Clustercheck: Difference between revisions
(Created page with "= Custom clustercheck for Galera cluster = == Introduction == When using Galera as clustered MySQL database for...") |
(No difference)
|
Revision as of 12:32, 22 September 2017
Custom clustercheck for Galera cluster
Introduction
When using Galera as clustered MySQL database for OX App Suite, a loadbalancer is required to transform Galera's notion of equivalent cluster nodes into OX's understanding of master and slave nodes (or writeUrl and readUrl). Typical choice is a round-robin fashion for the readUrl and a persistent active-passive behavior for the writeUrl. See the Galera setup page for more detailed information.
The loadbalancers need to be able to check the health status of the Galera cluster nodes in order to decide which nodes are available for read requests, and which node should be picked persistently for write requestes. The latter point is most important if we are considering a lot of distributed loadbalancers not synchronizing their target list with each other, as one of our proposed high level design options works (distributed HAproxy instances on the OX App Suite groupware nodes). It seems natural to leverage the mechanism also used by MariaDB Maxscale to define a master node: use the one with wsrep_local_index=0.
Recent versions of the packages (both MariaDB and Percona) ship with a /usr/bin/clustercheck script which has basically been designed for that task. However, the original version has some shortcomings, most noticeably it has been designed for and works only with HAproxy, but not with Keepalived; and it offers no support for the wsrep_local_index=0 feature discussed above.

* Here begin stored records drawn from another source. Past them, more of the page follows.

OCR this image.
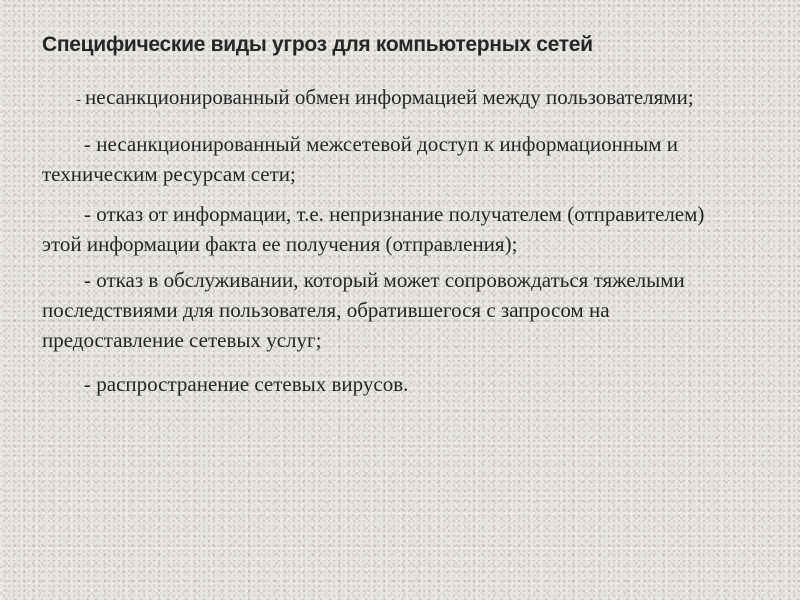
Специфические виды угроз для компьютерных сетей
- несанкционированный обмен информацией между пользователями;
- несанкционированный межсетевой доступ к информационным и техническим ресурсам сети;
- отказ от информации, т.е. непризнание получателем (отправителем) этой информации факта ее получения (отправления);
- отказ в обслуживании, который может сопровождаться тяжелыми последствиями для пользователя, обратившегося с запросом на предоставление сетевых услуг;
- распространение сетевых вирусов.
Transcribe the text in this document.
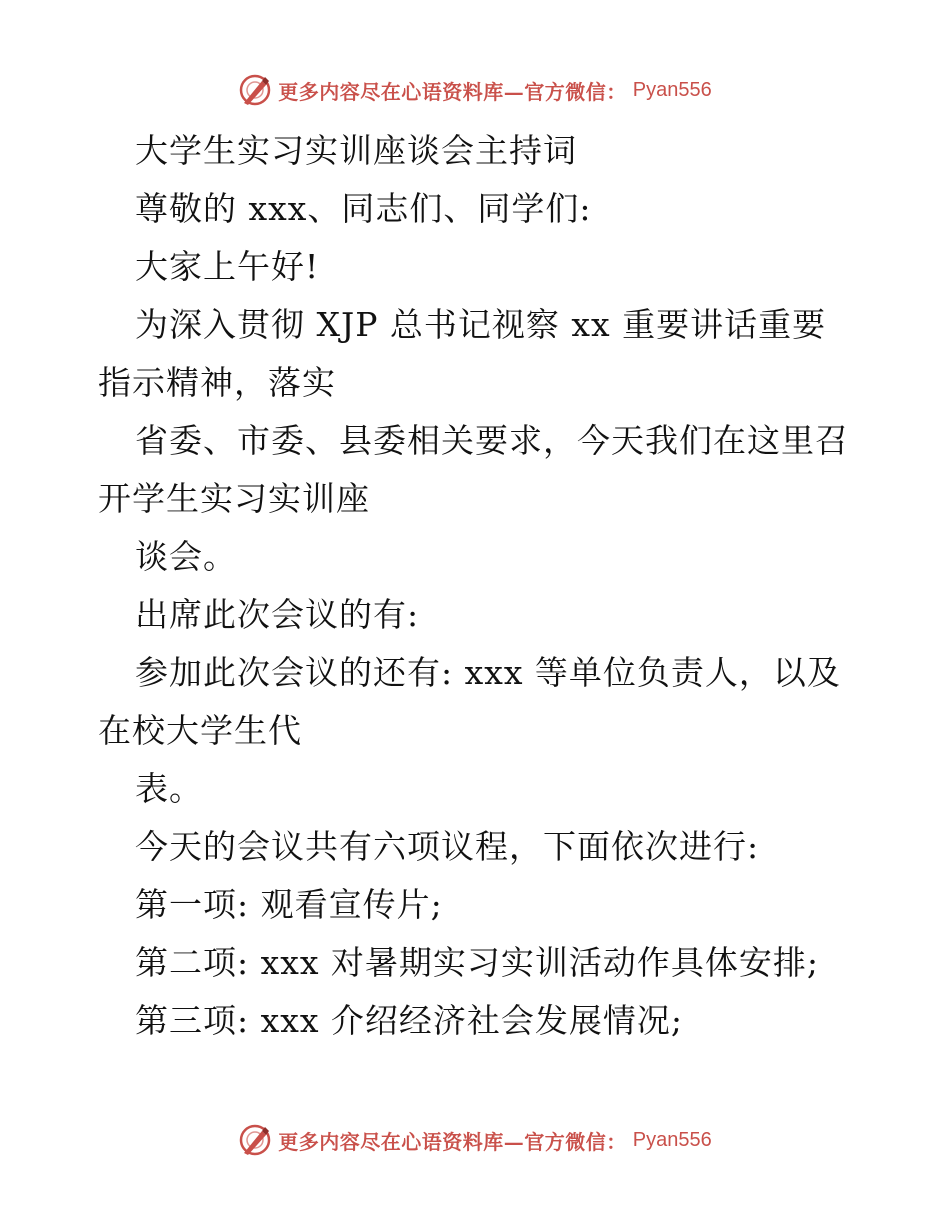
更多内容尽在心语资料库—官方微信： Pyan556
大学生实习实训座谈会主持词
尊敬的 xxx、同志们、同学们:
大家上午好!
为深入贯彻 XJP 总书记视察 xx 重要讲话重要
指示精神，落实
省委、市委、县委相关要求，今天我们在这里召
开学生实习实训座
谈会。
出席此次会议的有:
参加此次会议的还有: xxx 等单位负责人，以及
在校大学生代
表。
今天的会议共有六项议程，下面依次进行:
第一项: 观看宣传片;
第二项: xxx 对暑期实习实训活动作具体安排;
第三项: xxx 介绍经济社会发展情况;
更多内容尽在心语资料库—官方微信： Pyan556
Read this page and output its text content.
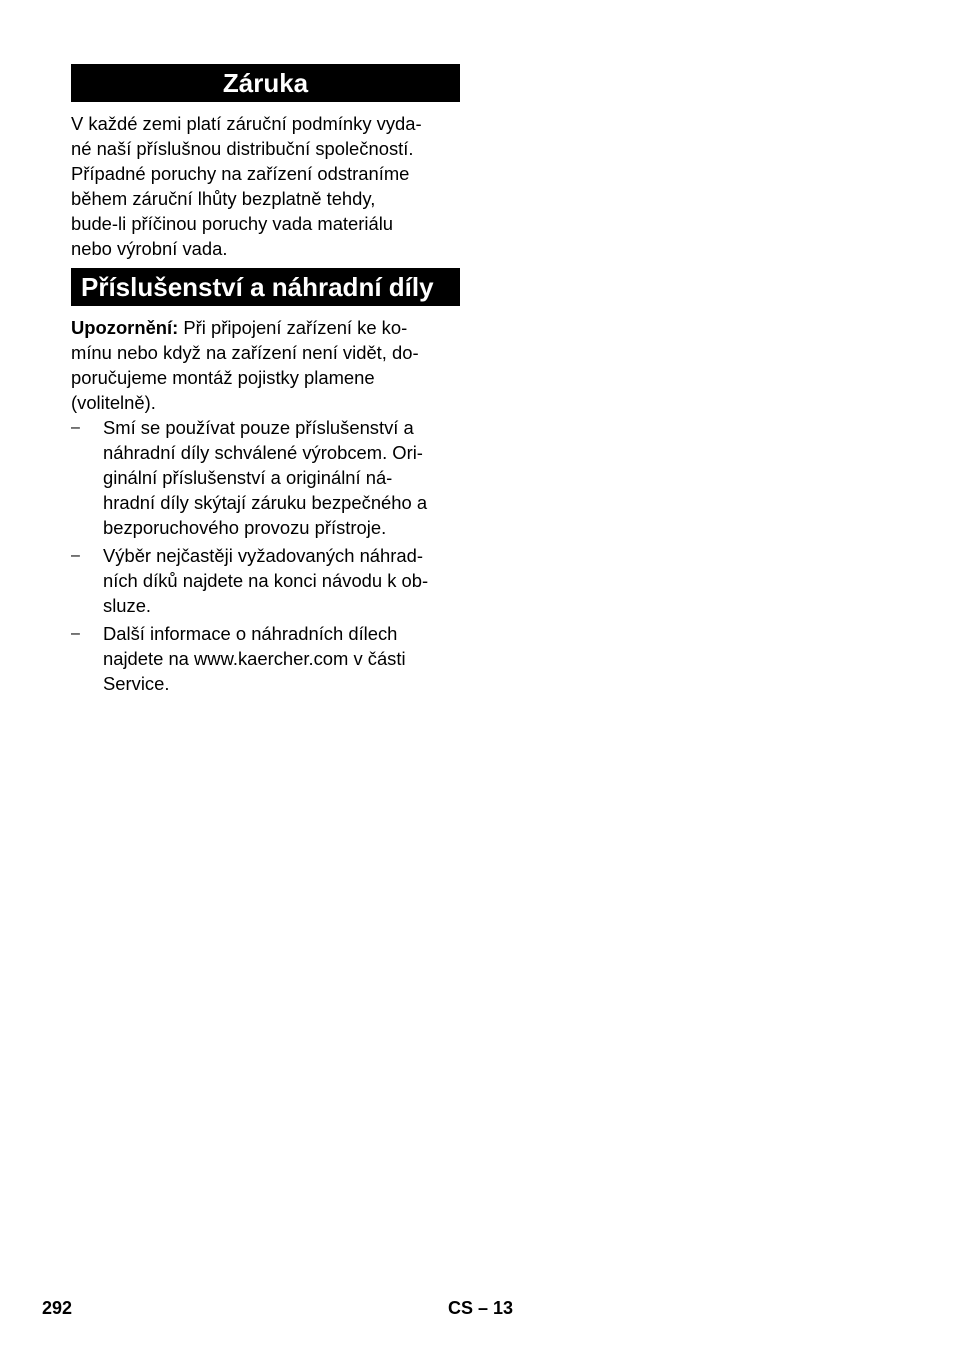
Záruka

V každé zemi platí záruční podmínky vyda-
né naší příslušnou distribuční společností.
Případné poruchy na zařízení odstraníme
během záruční lhůty bezplatně tehdy,
bude-li příčinou poruchy vada materiálu
nebo výrobní vada.

Příslušenství a náhradní díly

Upozornění: Při připojení zařízení ke ko-
mínu nebo když na zařízení není vidět, do-
poručujeme montáž pojistky plamene
(volitelně).

– Smí se používat pouze příslušenství a
náhradní díly schválené výrobcem. Ori-
ginální příslušenství a originální ná-
hradní díly skýtají záruku bezpečného a
bezporuchového provozu přístroje.
– Výběr nejčastěji vyžadovaných náhrad-
ních díků najdete na konci návodu k ob-
sluze.
– Další informace o náhradních dílech
najdete na www.kaercher.com v části
Service.
292	CS – 13
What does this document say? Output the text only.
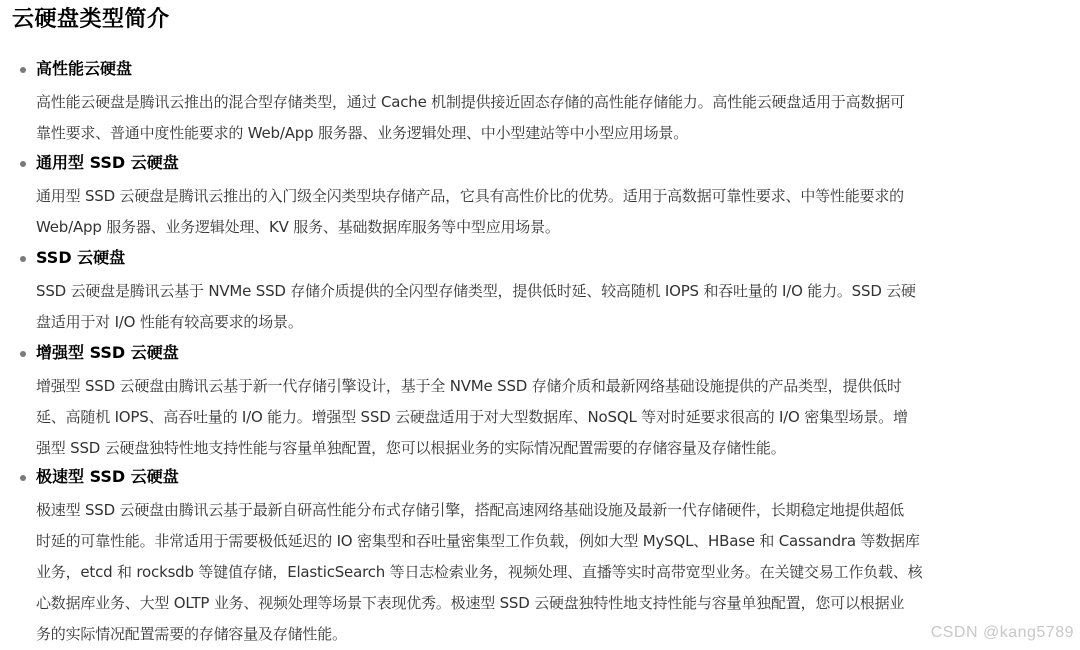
云硬盘类型简介
高性能云硬盘
高性能云硬盘是腾讯云推出的混合型存储类型，通过 Cache 机制提供接近固态存储的高性能存储能力。高性能云硬盘适用于高数据可
靠性要求、普通中度性能要求的 Web/App 服务器、业务逻辑处理、中小型建站等中小型应用场景。
通用型 SSD 云硬盘
通用型 SSD 云硬盘是腾讯云推出的入门级全闪类型块存储产品，它具有高性价比的优势。适用于高数据可靠性要求、中等性能要求的
Web/App 服务器、业务逻辑处理、KV 服务、基础数据库服务等中型应用场景。
SSD 云硬盘
SSD 云硬盘是腾讯云基于 NVMe SSD 存储介质提供的全闪型存储类型，提供低时延、较高随机 IOPS 和吞吐量的 I/O 能力。SSD 云硬
盘适用于对 I/O 性能有较高要求的场景。
增强型 SSD 云硬盘
增强型 SSD 云硬盘由腾讯云基于新一代存储引擎设计，基于全 NVMe SSD 存储介质和最新网络基础设施提供的产品类型，提供低时
延、高随机 IOPS、高吞吐量的 I/O 能力。增强型 SSD 云硬盘适用于对大型数据库、NoSQL 等对时延要求很高的 I/O 密集型场景。增
强型 SSD 云硬盘独特性地支持性能与容量单独配置，您可以根据业务的实际情况配置需要的存储容量及存储性能。
极速型 SSD 云硬盘
极速型 SSD 云硬盘由腾讯云基于最新自研高性能分布式存储引擎，搭配高速网络基础设施及最新一代存储硬件，长期稳定地提供超低
时延的可靠性能。非常适用于需要极低延迟的 IO 密集型和吞吐量密集型工作负载，例如大型 MySQL、HBase 和 Cassandra 等数据库
业务，etcd 和 rocksdb 等键值存储，ElasticSearch 等日志检索业务，视频处理、直播等实时高带宽型业务。在关键交易工作负载、核
心数据库业务、大型 OLTP 业务、视频处理等场景下表现优秀。极速型 SSD 云硬盘独特性地支持性能与容量单独配置，您可以根据业
务的实际情况配置需要的存储容量及存储性能。	CSDN @kang5789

So, we decided to improve on that script.
Installation
Copy-paste the script pasted below in a location on your Galera nodes where it will not be overwritten. We assume /usr/local/bin/clustercheck.ox for that purpose.
The clustercheck.ox script
#!/bin/bash
#
# Script to make a proxy (ie HAProxy) capable of monitoring Percona XtraDB Cluster nodes properly
#
# Authors:
# Raghavendra Prabhu <raghavendra.prabhu@percona.com>
# Olaf van Zandwijk <olaf.vanzandwijk@nedap.com>
#
# Based on the original script from Unai Rodriguez and Olaf (https://github.com/olafz/percona-clustercheck)
#
# Heavily rewritten and extended by Dominik Epple <dominik.epple@open-xchange.com> 2017-09
#
# Grant privileges required:
# GRANT PROCESS ON *.* TO 'clustercheckuser'@'localhost' IDENTIFIED BY 'clustercheckpassword';
AVAILABLE_WHEN_DONOR=0
ERR_FILE=/dev/null
AVAILABLE_WHEN_READONLY=1
DEFAULTS_EXTRA_FILE=""
DEFAULTS_FILE=""
#Timeout exists for instances where mysqld may be hung
TIMEOUT=10
MASTER_MODE=0
usage() {
cat <<EOF
usage:
$0 [-h]
show this usage text
$0 [-e error_file] [-f defaults_file] [-F defaults_extra_file] [-t timeout_secs] [-d] [-r] [-m] [user [pass]]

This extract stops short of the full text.